Problem with deepspeed finetuning

Question

Problem with deepspeed finetuning

Opened this issue 8 months ago · 1 comments

freQuensy23-coder commented 8 months ago

I've tried to train Mistral-7b-v0.1 on multiple GPU-s using deepspeed.
I started with example from ReadMe -

from xllm import Config
from xllm.datasets import GeneralDataset
from xllm.cli import cli_run_train

import deepspeed

print(deepspeed.__file__, deepspeed.__version__)

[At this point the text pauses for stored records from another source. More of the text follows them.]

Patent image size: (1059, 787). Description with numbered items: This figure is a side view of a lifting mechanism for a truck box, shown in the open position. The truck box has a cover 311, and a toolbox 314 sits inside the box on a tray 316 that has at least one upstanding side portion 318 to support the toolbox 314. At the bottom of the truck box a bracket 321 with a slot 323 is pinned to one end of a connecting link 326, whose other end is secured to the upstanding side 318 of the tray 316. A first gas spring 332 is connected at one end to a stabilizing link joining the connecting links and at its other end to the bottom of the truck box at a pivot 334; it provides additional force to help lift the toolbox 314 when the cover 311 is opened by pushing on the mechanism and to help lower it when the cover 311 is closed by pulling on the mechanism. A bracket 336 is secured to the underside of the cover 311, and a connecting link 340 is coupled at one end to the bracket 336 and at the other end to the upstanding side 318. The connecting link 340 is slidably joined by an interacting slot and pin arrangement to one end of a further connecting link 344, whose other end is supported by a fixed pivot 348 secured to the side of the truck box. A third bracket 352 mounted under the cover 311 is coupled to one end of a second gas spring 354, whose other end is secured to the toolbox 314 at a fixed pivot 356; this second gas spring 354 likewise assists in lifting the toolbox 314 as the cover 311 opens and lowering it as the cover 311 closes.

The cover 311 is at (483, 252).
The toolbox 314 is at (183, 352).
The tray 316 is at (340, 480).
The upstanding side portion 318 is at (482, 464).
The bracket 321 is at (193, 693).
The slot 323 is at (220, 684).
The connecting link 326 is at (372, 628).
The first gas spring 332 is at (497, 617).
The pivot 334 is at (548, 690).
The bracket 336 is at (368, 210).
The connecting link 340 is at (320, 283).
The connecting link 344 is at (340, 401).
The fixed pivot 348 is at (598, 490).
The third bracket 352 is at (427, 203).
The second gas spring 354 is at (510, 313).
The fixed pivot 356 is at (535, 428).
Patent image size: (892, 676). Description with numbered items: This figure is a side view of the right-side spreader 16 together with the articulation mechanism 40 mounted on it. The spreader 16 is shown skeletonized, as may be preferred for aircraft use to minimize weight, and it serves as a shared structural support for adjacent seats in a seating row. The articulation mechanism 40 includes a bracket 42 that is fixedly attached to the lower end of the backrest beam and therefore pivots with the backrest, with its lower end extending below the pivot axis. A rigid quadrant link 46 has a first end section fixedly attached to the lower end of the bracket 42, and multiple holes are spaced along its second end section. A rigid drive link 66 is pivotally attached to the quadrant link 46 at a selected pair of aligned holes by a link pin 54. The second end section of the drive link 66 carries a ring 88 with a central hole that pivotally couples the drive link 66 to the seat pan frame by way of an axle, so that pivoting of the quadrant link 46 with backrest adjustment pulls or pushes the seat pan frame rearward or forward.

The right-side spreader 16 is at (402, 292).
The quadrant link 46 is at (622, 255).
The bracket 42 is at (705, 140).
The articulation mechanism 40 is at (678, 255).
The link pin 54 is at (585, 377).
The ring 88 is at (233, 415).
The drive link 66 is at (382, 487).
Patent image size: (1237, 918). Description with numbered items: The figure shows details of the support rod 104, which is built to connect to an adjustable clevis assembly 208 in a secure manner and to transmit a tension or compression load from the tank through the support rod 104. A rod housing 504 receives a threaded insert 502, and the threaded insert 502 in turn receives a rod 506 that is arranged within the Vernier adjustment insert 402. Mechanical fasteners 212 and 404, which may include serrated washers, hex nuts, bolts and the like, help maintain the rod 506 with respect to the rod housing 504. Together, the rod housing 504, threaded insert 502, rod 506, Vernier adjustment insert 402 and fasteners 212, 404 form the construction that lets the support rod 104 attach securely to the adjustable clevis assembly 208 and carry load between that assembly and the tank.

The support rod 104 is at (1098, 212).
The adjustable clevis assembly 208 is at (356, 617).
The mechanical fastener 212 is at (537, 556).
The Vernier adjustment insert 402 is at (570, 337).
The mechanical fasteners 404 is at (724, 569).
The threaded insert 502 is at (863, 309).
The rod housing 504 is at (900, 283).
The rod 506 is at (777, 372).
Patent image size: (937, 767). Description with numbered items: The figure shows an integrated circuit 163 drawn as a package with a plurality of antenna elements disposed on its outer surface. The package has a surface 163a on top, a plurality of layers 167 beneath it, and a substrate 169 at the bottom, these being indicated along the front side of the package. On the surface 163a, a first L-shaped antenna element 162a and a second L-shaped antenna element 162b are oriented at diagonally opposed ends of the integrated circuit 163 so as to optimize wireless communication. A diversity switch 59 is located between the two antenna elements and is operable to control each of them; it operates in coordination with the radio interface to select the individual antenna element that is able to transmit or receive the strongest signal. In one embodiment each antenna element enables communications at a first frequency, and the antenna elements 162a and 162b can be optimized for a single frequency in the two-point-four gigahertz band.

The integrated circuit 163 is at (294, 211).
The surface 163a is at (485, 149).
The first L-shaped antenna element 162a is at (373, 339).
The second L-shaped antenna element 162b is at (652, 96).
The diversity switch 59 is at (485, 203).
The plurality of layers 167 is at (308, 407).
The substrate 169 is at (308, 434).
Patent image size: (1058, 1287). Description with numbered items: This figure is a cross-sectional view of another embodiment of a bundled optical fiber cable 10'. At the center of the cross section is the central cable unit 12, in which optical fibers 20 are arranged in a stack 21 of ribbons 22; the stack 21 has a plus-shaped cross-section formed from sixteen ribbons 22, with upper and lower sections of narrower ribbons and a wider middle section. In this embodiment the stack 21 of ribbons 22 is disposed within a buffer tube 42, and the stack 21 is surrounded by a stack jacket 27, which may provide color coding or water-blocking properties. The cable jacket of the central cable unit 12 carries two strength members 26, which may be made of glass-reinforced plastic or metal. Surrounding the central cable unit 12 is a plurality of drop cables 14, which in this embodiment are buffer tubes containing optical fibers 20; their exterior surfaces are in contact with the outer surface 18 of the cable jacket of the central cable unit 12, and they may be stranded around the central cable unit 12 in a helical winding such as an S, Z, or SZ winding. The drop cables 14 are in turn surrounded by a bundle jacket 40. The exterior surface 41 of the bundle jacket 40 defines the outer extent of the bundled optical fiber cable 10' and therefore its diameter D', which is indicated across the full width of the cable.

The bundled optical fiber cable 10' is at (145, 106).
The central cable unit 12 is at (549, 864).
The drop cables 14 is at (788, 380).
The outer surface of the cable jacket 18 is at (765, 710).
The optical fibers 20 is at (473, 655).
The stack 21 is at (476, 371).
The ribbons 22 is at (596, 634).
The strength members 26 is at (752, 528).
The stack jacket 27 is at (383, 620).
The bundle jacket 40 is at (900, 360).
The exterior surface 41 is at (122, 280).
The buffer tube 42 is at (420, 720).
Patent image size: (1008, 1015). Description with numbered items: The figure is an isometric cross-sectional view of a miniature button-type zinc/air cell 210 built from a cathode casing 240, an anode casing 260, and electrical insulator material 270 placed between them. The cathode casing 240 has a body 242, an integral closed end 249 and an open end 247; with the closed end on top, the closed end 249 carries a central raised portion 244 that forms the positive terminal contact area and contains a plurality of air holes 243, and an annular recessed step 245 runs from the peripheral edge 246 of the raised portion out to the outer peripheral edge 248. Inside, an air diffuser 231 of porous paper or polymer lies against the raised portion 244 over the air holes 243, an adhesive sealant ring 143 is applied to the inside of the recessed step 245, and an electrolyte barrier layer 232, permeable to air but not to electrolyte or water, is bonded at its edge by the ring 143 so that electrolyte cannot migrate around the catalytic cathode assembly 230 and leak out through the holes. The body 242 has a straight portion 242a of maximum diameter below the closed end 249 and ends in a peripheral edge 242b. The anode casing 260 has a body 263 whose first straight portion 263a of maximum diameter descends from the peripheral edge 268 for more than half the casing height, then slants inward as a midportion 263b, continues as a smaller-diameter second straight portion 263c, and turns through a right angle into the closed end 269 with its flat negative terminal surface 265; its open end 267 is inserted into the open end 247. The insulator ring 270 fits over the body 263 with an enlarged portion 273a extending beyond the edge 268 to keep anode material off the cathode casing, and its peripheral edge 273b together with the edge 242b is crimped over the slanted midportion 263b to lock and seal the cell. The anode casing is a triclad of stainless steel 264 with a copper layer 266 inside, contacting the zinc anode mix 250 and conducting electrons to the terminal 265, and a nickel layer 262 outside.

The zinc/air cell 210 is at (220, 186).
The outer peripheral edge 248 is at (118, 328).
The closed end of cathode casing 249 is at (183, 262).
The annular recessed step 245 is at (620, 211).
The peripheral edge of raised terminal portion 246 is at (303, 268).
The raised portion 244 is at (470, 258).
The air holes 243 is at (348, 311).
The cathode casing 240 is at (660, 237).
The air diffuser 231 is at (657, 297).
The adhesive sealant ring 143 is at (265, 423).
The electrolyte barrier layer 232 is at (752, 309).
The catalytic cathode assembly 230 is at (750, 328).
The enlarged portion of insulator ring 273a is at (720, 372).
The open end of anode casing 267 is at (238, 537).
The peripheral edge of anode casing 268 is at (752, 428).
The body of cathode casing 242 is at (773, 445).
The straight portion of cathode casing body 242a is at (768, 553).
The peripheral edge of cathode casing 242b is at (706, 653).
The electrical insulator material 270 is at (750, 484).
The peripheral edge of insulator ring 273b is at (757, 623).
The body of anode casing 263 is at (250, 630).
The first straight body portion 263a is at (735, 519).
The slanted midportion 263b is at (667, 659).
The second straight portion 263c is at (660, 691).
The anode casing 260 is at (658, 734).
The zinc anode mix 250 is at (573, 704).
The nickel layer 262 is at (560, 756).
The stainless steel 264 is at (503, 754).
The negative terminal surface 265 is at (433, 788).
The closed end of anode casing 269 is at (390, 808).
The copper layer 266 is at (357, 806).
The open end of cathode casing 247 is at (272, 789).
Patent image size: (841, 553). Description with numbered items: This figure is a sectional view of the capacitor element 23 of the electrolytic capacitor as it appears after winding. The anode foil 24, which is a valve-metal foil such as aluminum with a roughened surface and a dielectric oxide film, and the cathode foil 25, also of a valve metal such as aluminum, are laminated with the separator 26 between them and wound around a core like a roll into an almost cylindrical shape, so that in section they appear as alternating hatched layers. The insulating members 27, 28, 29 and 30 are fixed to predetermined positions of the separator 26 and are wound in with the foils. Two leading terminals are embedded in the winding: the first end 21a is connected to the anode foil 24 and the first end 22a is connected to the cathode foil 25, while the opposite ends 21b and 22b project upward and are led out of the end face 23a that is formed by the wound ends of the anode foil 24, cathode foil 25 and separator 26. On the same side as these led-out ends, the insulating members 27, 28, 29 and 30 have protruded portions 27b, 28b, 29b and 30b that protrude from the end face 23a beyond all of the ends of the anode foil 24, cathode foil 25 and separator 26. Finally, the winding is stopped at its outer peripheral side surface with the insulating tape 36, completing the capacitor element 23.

if __name__ == '__main__':
    train_data = ["Hello!"] * 100
    train_dataset = GeneralDataset.from_list(data=train_data)
    cli_run_train(config_cls=Config, train_dataset=train_dataset)

And start it using:

deepspeed --num_gpus=4 main.py --deepspeed_stage 2   --apply_lora True

But it it did not start:
https://gist.github.com/freQuensy23-coder/3a2341d4642b19b07fd533ac62fbb6cb

Enviromental params
CUDA 11.7
torch==2.0.1
deepspeed==0.13.1
packaging
xllm

Answer 1 · 2024-01-29T11:47:17.000Z

It looks like a problem on my part with installing the deepspeed

7 - AttributeError: 'DeepSpeedCPUAdam' object has no attribute 'ds_opt_adam'